The character of Arthur Seaton reflects the youth of the area. We get an in depth look into the mind and issues of the laborer with inner monologues in which Arthur sums up his feeling on the conditions around him. Such mottos as “Don’t let the Bastards grind you down” and “I’m out for a good time, all the rest is propaganda” spew forth from the angry voice inside his head. He seems to think that he’s not a part of this society, he believes that there’s a lot more to life than what his parents got.
These sentiments resonated with the youth of the times as well as the old. All old men were young men once with the foolish minds of young men, but such brash talk is futile. Arthur gets caught up in the trap of the working class just as almost everyone does. He isn’t even done in by any particular event. His wild ways aren’t curtailed by the fact that he got a married woman pregnant. He laughs the whole situation off as it’s not his problem. A cliché could have formed from the beating he took courtesy of the betrayed husband. Surely, this would set Arthur straight. Not so, Arthur is accepting the beating he took as one in a future of potential beatings. As soon as he can stand, he’s up and boozing at the pub. He spends a bit more time with his girl Doreen and he’s open, but not overly enthusiastic to the idea of marriage. His demeanor seems to say, “why not?” In the end, there are some rumblings from Arthur about throwing more stones in the future as if he wasn’t giving in to a life not unlike his parents’. Just because he’s going down grudgingly doesn’t mean he’s not going down.
Pauline Kael posed a question of the films ending after its release, “…what kind of future can the hero have when the movie is over but to fall into the stinking stupor of his parents, get drunk, quarrel with his wife, and resign himself to bringing up little working-class brats?” (11). I agree with Ms. Kael in that this is a fairly bleak ending for Arthur Seaton. However, this is a step forward in the fact that film is acknowledging this pessimistic trend of the working class. Kael points out again the sorry state of our hero in with the observation that which Arthur has no real economic or intellectual push to escape his environment (12). To me, this adds to the final moral of the story: you can gripe, fight and sneer all you like, but that’s not going to alter your destiny. If you belonged to the working class of the 50’s and 60’s, you had to make some attempt at elevating yourself, or be stuck where you are. Karel Reisz worked his way out of it to the point where he was able to make a film about it, Arthur Seaton just worked.

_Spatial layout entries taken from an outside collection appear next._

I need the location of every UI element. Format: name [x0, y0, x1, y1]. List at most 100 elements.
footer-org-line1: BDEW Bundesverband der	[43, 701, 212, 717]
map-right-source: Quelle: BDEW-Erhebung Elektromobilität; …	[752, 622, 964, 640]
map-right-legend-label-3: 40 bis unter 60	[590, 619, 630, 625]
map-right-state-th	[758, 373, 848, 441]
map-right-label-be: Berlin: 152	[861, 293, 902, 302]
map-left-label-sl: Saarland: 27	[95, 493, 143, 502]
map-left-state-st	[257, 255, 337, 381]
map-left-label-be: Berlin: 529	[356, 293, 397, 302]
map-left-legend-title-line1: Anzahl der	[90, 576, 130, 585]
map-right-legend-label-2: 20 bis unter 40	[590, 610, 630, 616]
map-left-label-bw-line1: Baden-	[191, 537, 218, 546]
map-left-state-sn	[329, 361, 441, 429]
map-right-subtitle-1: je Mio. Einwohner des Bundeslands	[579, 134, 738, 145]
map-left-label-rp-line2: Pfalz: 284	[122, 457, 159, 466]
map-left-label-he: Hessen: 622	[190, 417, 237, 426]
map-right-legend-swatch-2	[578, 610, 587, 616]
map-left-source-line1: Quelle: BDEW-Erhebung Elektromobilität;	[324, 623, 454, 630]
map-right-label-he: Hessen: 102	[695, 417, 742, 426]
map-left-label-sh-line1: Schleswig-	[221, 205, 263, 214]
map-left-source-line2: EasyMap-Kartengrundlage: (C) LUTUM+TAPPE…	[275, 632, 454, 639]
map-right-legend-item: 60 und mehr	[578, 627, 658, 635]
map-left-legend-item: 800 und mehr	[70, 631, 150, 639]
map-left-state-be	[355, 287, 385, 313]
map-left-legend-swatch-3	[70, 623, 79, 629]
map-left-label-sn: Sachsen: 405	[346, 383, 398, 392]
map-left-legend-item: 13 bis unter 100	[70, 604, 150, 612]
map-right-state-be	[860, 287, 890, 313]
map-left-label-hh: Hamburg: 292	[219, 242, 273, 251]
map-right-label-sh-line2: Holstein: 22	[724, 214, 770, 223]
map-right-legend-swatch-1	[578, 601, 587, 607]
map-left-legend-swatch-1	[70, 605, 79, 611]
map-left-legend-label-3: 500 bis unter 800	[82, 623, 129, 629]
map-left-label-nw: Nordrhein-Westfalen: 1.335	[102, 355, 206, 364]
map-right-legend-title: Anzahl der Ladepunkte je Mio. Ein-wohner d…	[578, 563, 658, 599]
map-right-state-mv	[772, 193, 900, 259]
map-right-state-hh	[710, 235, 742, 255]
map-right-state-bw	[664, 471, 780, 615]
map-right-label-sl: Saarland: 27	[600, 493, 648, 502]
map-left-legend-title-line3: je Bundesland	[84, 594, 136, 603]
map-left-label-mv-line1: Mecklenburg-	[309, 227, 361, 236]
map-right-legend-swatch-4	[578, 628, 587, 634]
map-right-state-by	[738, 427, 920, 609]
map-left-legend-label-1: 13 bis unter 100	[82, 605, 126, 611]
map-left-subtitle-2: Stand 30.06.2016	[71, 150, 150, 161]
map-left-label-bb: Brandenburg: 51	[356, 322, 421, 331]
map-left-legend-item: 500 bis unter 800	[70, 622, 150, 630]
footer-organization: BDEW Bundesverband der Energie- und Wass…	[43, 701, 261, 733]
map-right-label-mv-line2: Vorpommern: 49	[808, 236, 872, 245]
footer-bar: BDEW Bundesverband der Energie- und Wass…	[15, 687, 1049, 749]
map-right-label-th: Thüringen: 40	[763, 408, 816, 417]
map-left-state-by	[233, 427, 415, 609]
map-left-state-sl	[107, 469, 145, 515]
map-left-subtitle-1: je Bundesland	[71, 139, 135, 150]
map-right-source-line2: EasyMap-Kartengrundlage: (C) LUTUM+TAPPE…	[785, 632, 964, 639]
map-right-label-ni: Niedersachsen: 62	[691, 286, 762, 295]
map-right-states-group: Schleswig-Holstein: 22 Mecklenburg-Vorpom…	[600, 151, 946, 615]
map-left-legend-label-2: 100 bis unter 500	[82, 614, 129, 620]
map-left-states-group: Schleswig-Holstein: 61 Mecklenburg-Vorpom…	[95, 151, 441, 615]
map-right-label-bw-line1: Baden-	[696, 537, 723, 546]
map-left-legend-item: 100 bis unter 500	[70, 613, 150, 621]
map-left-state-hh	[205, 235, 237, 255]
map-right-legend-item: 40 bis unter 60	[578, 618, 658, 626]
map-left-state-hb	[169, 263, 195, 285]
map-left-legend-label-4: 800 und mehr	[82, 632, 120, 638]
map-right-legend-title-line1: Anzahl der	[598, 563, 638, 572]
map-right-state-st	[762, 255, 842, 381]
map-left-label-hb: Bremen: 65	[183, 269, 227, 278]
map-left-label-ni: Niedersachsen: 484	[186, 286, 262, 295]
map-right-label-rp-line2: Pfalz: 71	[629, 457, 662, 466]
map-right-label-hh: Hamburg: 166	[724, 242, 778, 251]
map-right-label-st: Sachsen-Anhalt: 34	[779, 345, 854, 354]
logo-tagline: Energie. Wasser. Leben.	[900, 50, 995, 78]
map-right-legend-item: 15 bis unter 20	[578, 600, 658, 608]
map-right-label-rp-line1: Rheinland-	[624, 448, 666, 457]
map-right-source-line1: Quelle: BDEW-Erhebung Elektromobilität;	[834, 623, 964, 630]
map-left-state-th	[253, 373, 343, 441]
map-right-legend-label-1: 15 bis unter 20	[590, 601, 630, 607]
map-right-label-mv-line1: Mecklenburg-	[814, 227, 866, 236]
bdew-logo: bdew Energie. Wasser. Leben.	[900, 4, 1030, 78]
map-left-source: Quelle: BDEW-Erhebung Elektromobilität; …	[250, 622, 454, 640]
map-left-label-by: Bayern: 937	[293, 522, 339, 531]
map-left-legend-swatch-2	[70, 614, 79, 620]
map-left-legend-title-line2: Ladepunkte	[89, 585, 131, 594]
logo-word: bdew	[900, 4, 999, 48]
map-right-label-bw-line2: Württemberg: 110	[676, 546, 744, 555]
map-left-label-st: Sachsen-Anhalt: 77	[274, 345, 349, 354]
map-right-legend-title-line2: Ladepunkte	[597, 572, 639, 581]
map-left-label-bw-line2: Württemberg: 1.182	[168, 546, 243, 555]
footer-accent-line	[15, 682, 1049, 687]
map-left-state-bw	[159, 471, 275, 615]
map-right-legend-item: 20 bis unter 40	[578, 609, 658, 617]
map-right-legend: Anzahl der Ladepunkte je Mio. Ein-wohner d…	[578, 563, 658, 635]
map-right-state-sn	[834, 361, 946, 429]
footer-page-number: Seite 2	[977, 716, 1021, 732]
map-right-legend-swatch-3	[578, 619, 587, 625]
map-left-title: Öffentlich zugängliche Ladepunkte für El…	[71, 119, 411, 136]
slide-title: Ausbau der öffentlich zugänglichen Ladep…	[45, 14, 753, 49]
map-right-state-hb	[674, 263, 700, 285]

The brand of social realism apparent in this film would go on to create the British New Wave. A characteristic of these films was the X certificate rating they earned. Such certificates were rare in the 50’s. No film was worthy of one in the first years of the decade and only 3 pushed the limit in ’56, but by 1961, 16 films contained material characteristic of the wave. Never before had such explicit material, all reflecting the truths about the changing society, been a part of British Cinema. Previously, overt sexuality and violence were only staples of international (primarily French) cinema. This break from conservative storytelling sparked a whole decade of films that gave priority to realism instead of simple substance (Billy Liar (1963), The Knack (1965), Sunday Bloody Sunday (1971)), initiating change in British Society along the way (Marwick 127, 148-149).